Weniger als 24 Stunden nach seinem Trade von den Philadelphia Eagles zu den New England Patriots betrat A.J. Brown am Dienstag zum ersten Mal das Trainingsgelände in Foxborough. Die Patriots hatten einen 2028er First-Round Pick und einen 2027er Fifth-Round Pick für den Wide Receiver gezahlt. Browns erste Reaktion war eine Mischung aus Ungläubigkeit und Erleichterung. "Offensichtlich weiß ich, dass das hier nicht der Himmel ist. Aber es kommt dem ziemlich nahe," sagte der 31-Jährige nach der Trainingseinheit.
Die emotionale Reise hinter diesem Trade reicht Jahre zurück. Brown hatte sich schon als Jugendlicher vorgestellt, von den Patriots gedraftet zu werden, am liebsten an der Seite von Tom Brady zu spielen. 2019 wurden seine Träume aber zerschlagen, als New England stattdessen Arizona-State-WR N'Keal Harry an Position 32 wählte. Damals verließ Brown seine Draft Party und saß niedergeschlagen im Kleiderschrank seines Zimmers. Jetzt, acht Jahre später und zu Beginn seiner achten NFL-Saison, hatte sich die Chance doch noch ergeben.
"Better late than never. We're right on time", fasste Brown zusammen. Während seiner Pressekonferenz nach der ersten Trainingseinheit offenbarte er sich emotional und reflektiert zugleich. Mit seiner Mutter habe er telefoniert und gesagt: "Ich bin immer noch sprachlos." Beim Hochlaufen zum Trainingsplatz in der Patriots-Uniform habe es ihm plötzlich bewusst gemacht, dass das echt ist. "Ich habe mich selbst dabei ertappt, dass ich im Training nicht aufgepasst habe, weil ich nur dachte: ‚Wow.' Ich versuche, es alles in mich aufzunehmen."
Fragen zu seinem Abgang von Philadelphia nach vier Saisons parierte Brown gekonnt. "Ich werde keine Details erklären, aber ich bin aufgeregt für diese Chance. Ich bin jetzt hier," antwortete er. "Nichts davon zählt mehr. Was vorbei ist, ist vorbei. Ich blicke nach vorne." Auch eine potenzielle Knieverletzung stellte Brown in Aussicht: "Keine Verletzung. Nichts, worüber man sich Sorgen machen muss. Ich bin bereit."

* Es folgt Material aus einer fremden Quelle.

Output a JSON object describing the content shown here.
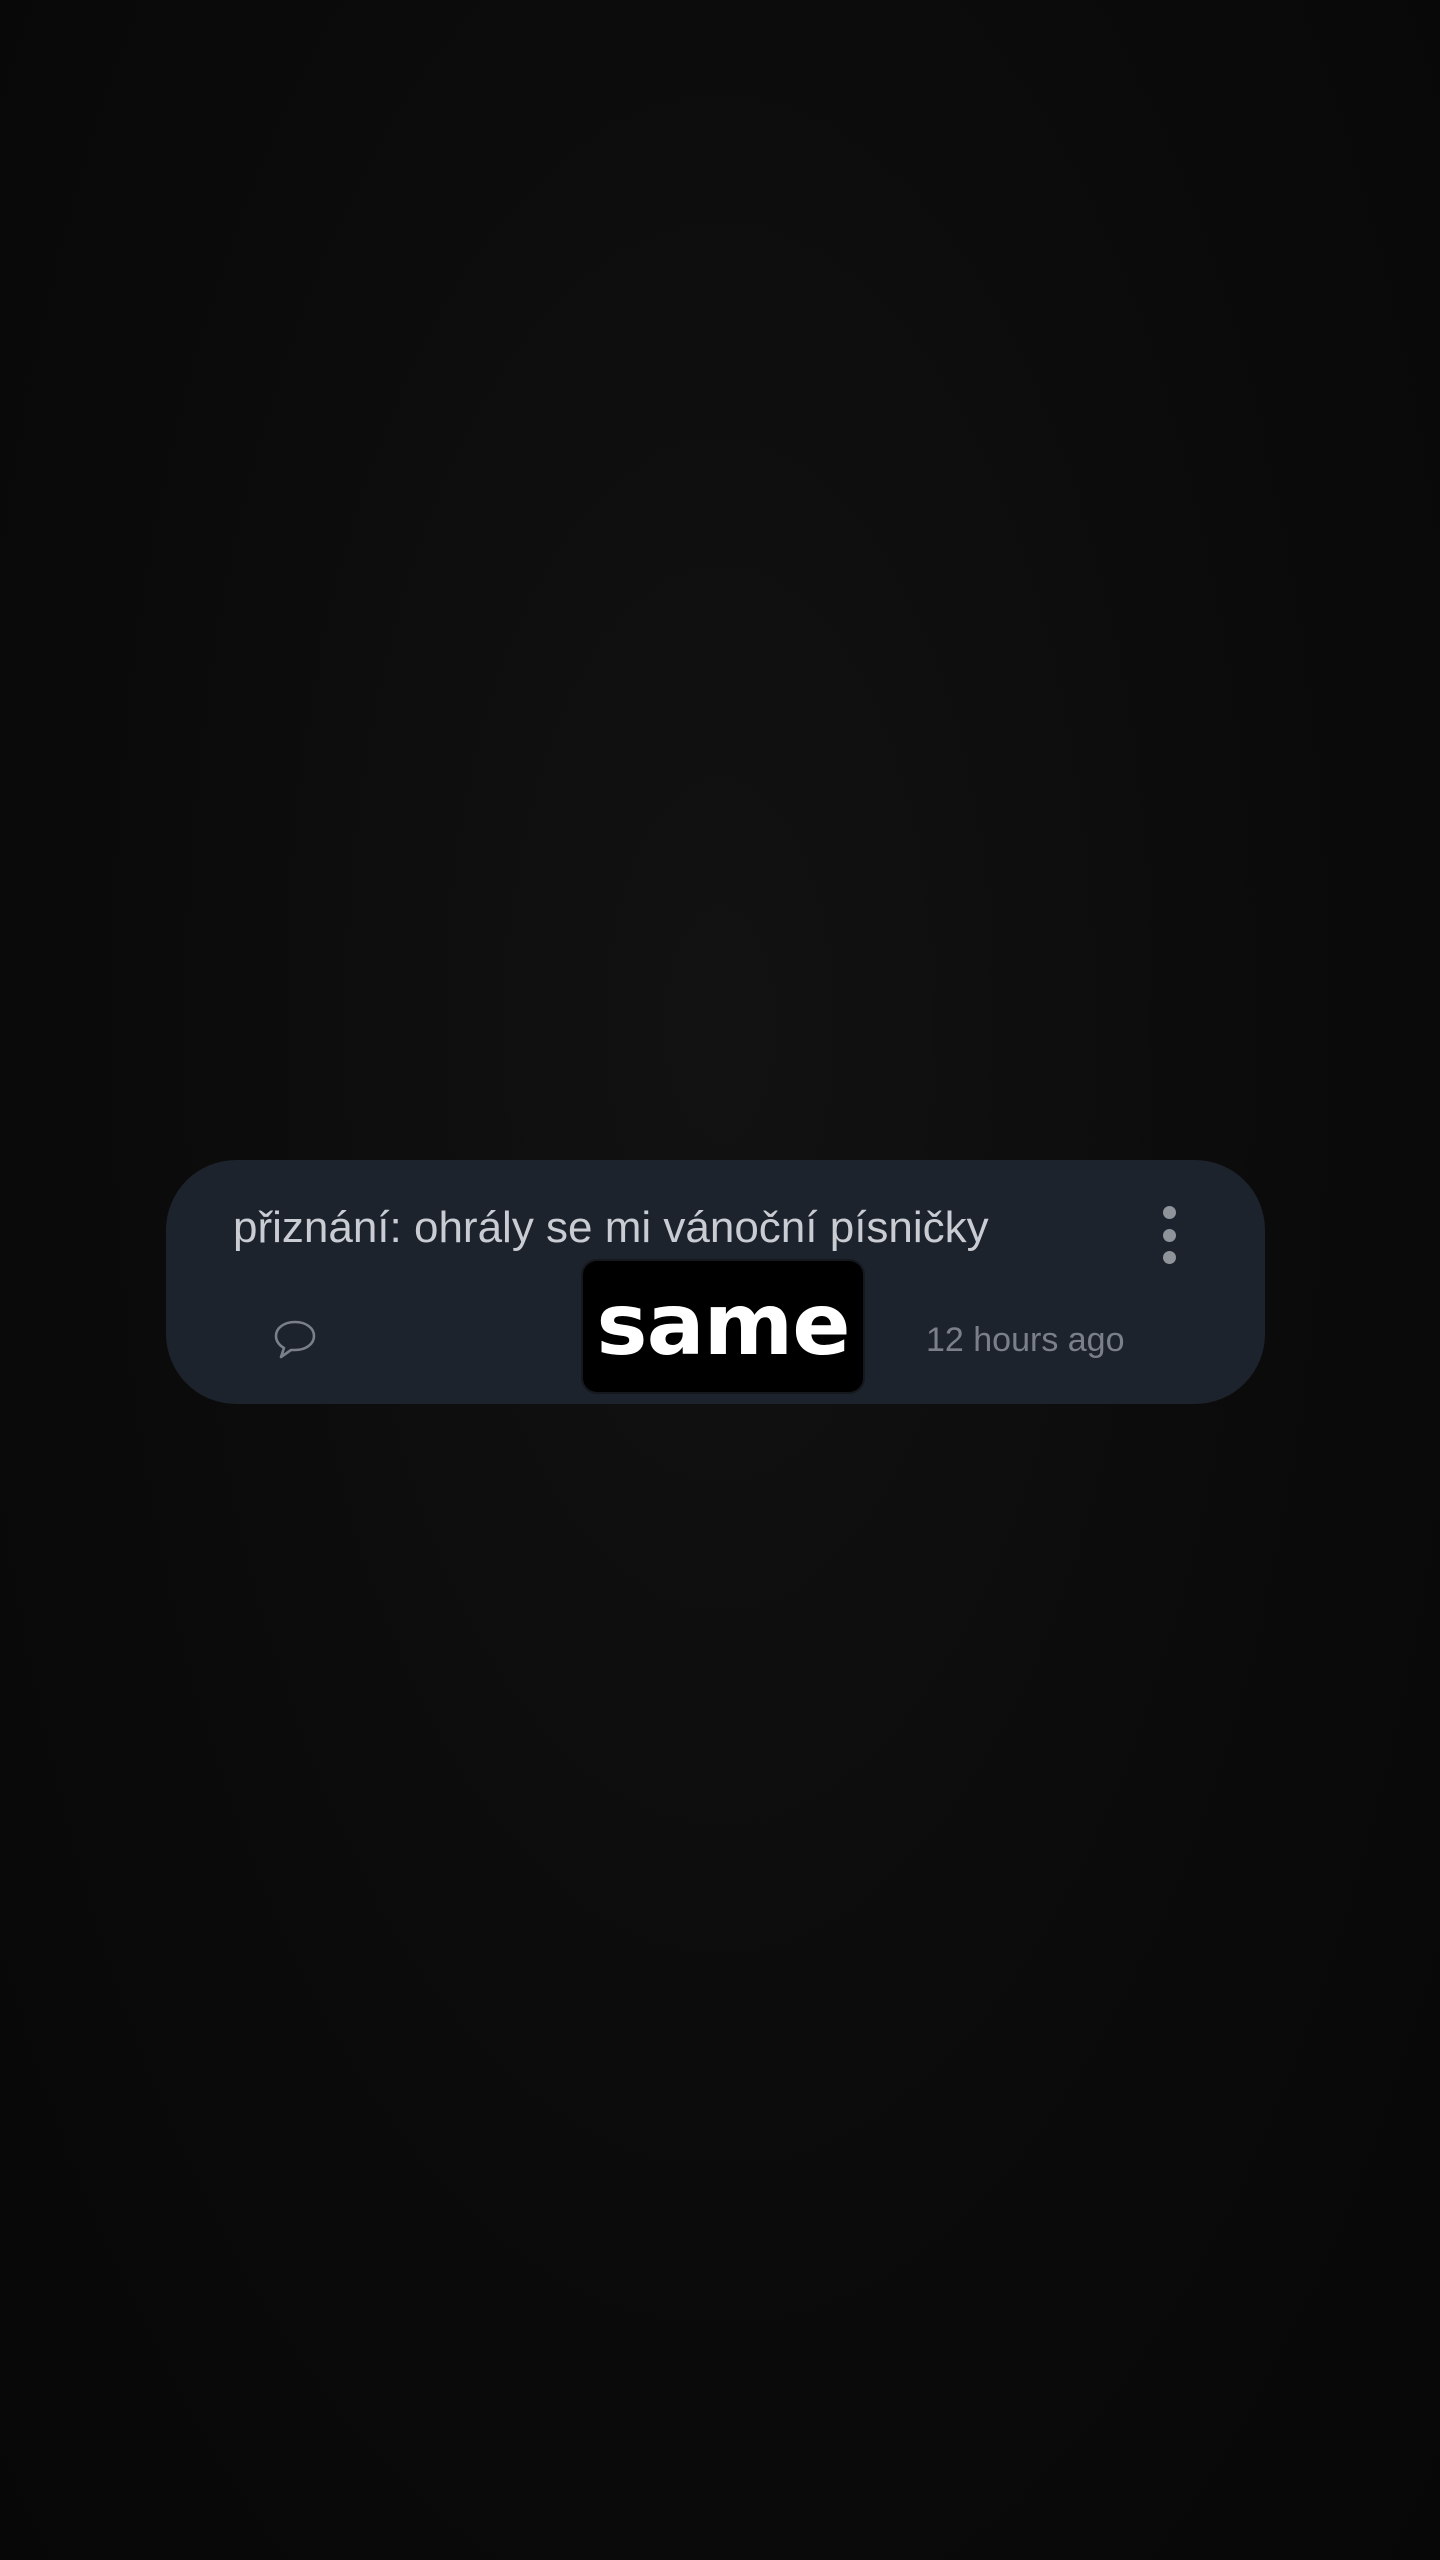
{
  "post": {
    "text": "přiznání: ohrály se mi vánoční písničky",
    "timestamp": "12 hours ago",
    "menu_icon": "more-vertical-icon",
    "comment_icon": "speech-bubble-icon"
  },
  "sticker": {
    "text": "same"
  },
  "colors": {
    "background": "#0b0b0b",
    "card": "#1d232c",
    "text": "#c9ccd2",
    "muted": "#7b8088",
    "sticker_bg": "#000000",
    "sticker_text": "#ffffff"
  }
}
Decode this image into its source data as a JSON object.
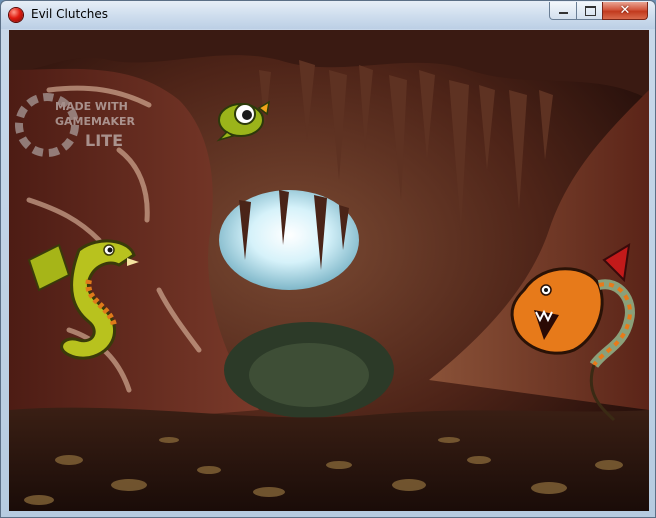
{
  "window": {
    "title": "Evil Clutches",
    "controls": {
      "minimize": "minimize",
      "maximize": "maximize",
      "close": "close"
    },
    "close_glyph": "✕"
  },
  "game": {
    "watermark": {
      "line1": "MADE WITH",
      "line2": "GAMEMAKER",
      "line3": "LITE"
    },
    "characters": [
      "player-dragon",
      "baby-dragon",
      "boss-dragon"
    ],
    "colors": {
      "cave_dark": "#2e1410",
      "cave_mid": "#6a3524",
      "cave_light": "#9a6a4c",
      "sky_opening": "#cfeef7",
      "player_green": "#b8c21e",
      "boss_orange": "#e77a1a"
    }
  }
}
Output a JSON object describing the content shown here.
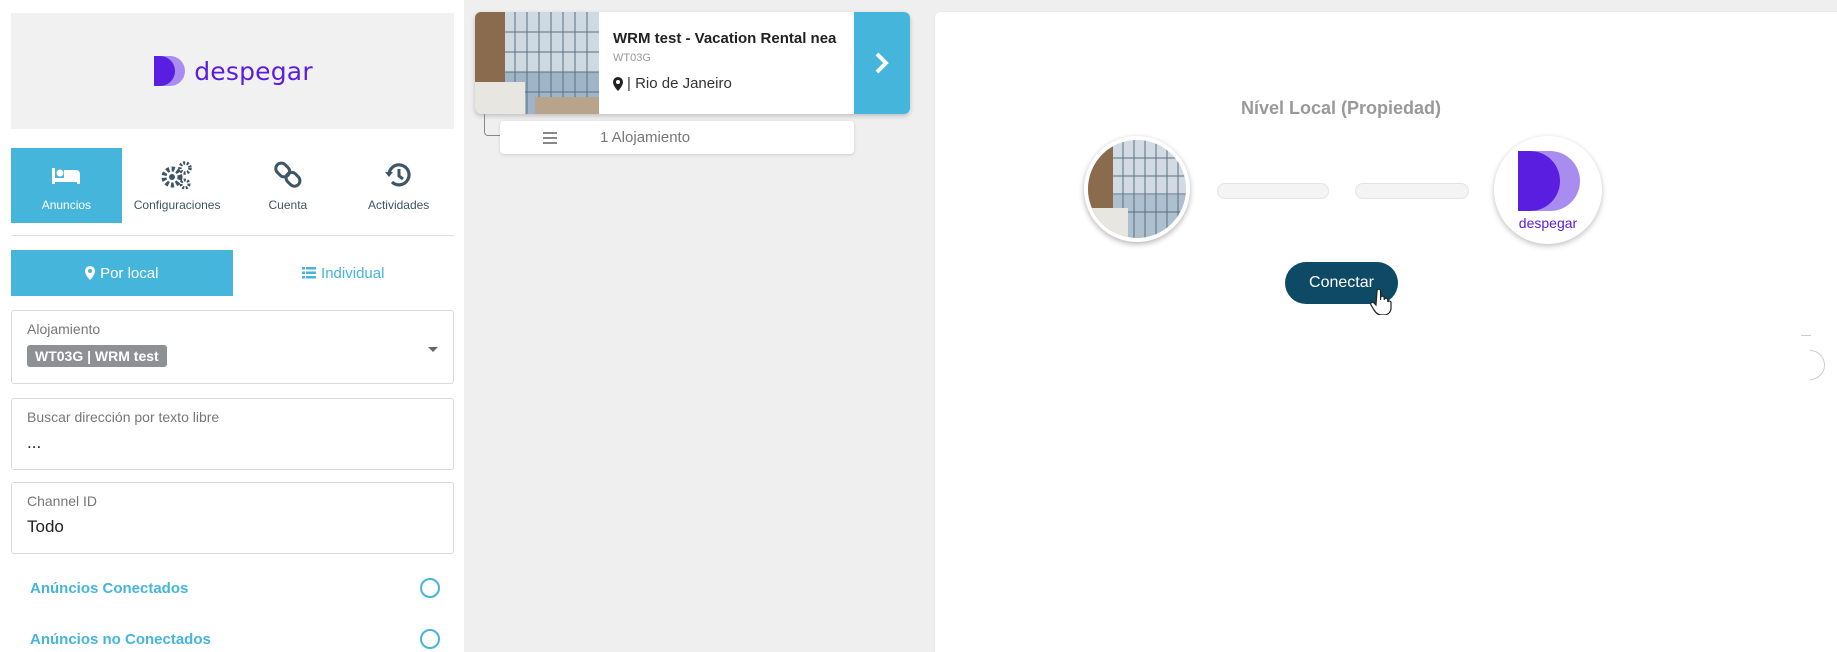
{
  "brand": {
    "name": "despegar",
    "color": "#5a1ee0"
  },
  "nav": [
    {
      "label": "Anuncios",
      "icon": "bed-icon",
      "active": true
    },
    {
      "label": "Configuraciones",
      "icon": "gears-icon",
      "active": false
    },
    {
      "label": "Cuenta",
      "icon": "link-icon",
      "active": false
    },
    {
      "label": "Actividades",
      "icon": "history-icon",
      "active": false
    }
  ],
  "view_toggle": {
    "local_label": "Por local",
    "individual_label": "Individual"
  },
  "filters": {
    "alojamiento": {
      "label": "Alojamiento",
      "chip": "WT03G | WRM test"
    },
    "search": {
      "label": "Buscar dirección por texto libre",
      "value": "..."
    },
    "channel": {
      "label": "Channel ID",
      "value": "Todo"
    },
    "connected_label": "Anúncios Conectados",
    "not_connected_label": "Anúncios no Conectados"
  },
  "listing": {
    "title": "WRM test - Vacation Rental nea",
    "code": "WT03G",
    "location": "| Rio de Janeiro",
    "sub_label": "1 Alojamiento"
  },
  "panel": {
    "title": "Nível Local (Propiedad)",
    "connect_label": "Conectar",
    "partner_logo_text": "despegar"
  },
  "colors": {
    "accent": "#45b5dc",
    "button_dark": "#0e4a66"
  }
}
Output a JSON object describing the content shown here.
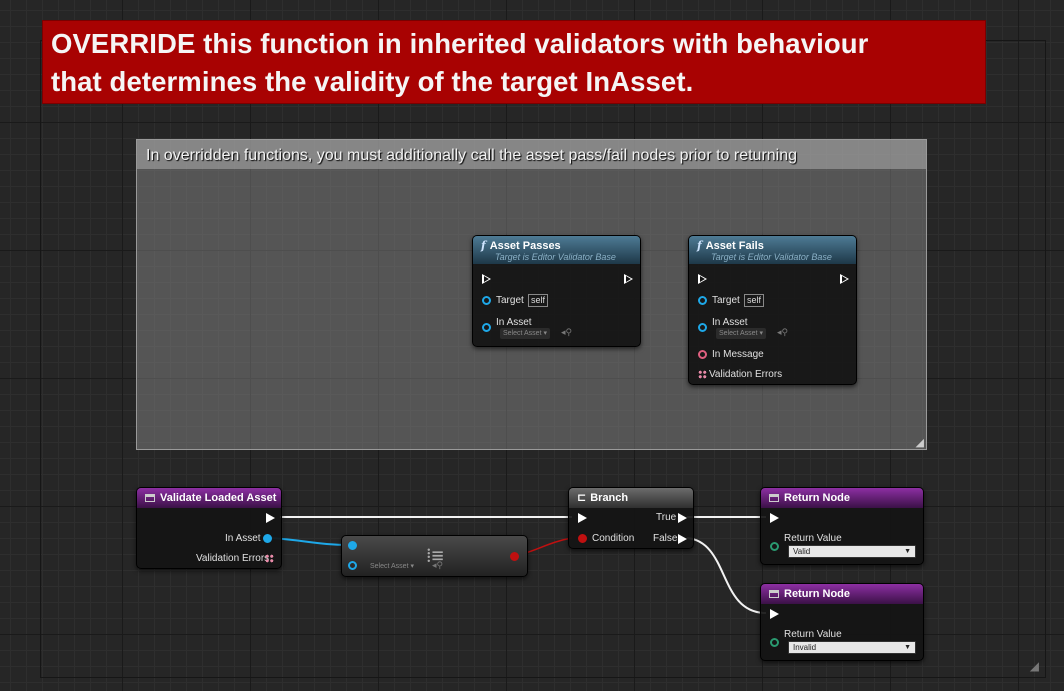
{
  "banner": {
    "line1": "OVERRIDE this function in inherited validators with behaviour",
    "line2": "that determines the validity of the target InAsset."
  },
  "comment": {
    "text": "In overridden functions, you must additionally call the asset pass/fail nodes prior to returning"
  },
  "asset_passes": {
    "title": "Asset Passes",
    "subtitle": "Target is Editor Validator Base",
    "target_label": "Target",
    "target_value": "self",
    "inasset_label": "In Asset",
    "select_label": "Select Asset"
  },
  "asset_fails": {
    "title": "Asset Fails",
    "subtitle": "Target is Editor Validator Base",
    "target_label": "Target",
    "target_value": "self",
    "inasset_label": "In Asset",
    "select_label": "Select Asset",
    "message_label": "In Message",
    "errors_label": "Validation Errors"
  },
  "validate_node": {
    "title": "Validate Loaded Asset",
    "inasset_label": "In Asset",
    "errors_label": "Validation Errors"
  },
  "isvalid_node": {
    "select_label": "Select Asset"
  },
  "branch": {
    "title": "Branch",
    "condition_label": "Condition",
    "true_label": "True",
    "false_label": "False"
  },
  "return_valid": {
    "title": "Return Node",
    "value_label": "Return Value",
    "value": "Valid"
  },
  "return_invalid": {
    "title": "Return Node",
    "value_label": "Return Value",
    "value": "Invalid"
  },
  "icons": {
    "function": "function-icon",
    "event": "event-icon",
    "branch": "branch-icon",
    "pure_node": "is-valid-icon"
  },
  "colors": {
    "banner": "#a80202",
    "object_pin": "#1ea8e8",
    "bool_pin": "#c01010",
    "string_pin": "#e06080",
    "enum_pin": "#2a9a70",
    "event_header": "#8d2fa3",
    "function_header": "#4e7b95"
  }
}
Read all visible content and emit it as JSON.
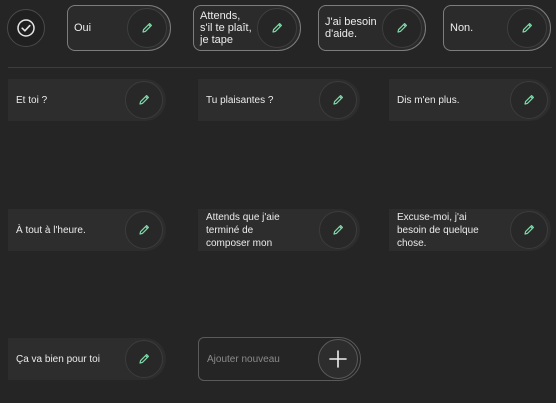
{
  "top_row": {
    "confirm_icon": "check-circle-icon",
    "items": [
      {
        "label": "Oui"
      },
      {
        "label": "Attends,\ns'il te plaît,\nje tape"
      },
      {
        "label": "J'ai besoin\nd'aide."
      },
      {
        "label": "Non."
      }
    ]
  },
  "phrases": [
    {
      "label": "Et toi ?"
    },
    {
      "label": "Tu plaisantes ?"
    },
    {
      "label": "Dis m'en plus."
    },
    {
      "label": "À tout à l'heure."
    },
    {
      "label": "Attends que j'aie\nterminé de\ncomposer mon"
    },
    {
      "label": "Excuse-moi, j'ai\nbesoin de quelque\nchose."
    },
    {
      "label": "Ça va bien pour toi"
    }
  ],
  "add_new": {
    "placeholder": "Ajouter nouveau",
    "icon": "plus-icon"
  },
  "colors": {
    "accent": "#7fd8a8",
    "background": "#252525",
    "card": "#2d2d2d"
  }
}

Bei der Wahl seiner Trikotnummer entschied sich Brown für eine bewusste Geste. Er hätte die Nummer 11 tragen können, die bei den Patriots verfügbar war und die er auch bei den Titans und Eagles getragen hatte. Stattdessen wählte er die Nummer 1. "Julian Edelman hat mir erlaubt, die 11 zu tragen, aber ich habe großen Respekt und Liebe für ihn. Ich werde das sein lassen und meine eigene Marke hier aufbauen", erklärte Brown. "Ich gehe zurück zu meinen Wurzeln. Ich war Nummer 1, bis ich in die Liga kam."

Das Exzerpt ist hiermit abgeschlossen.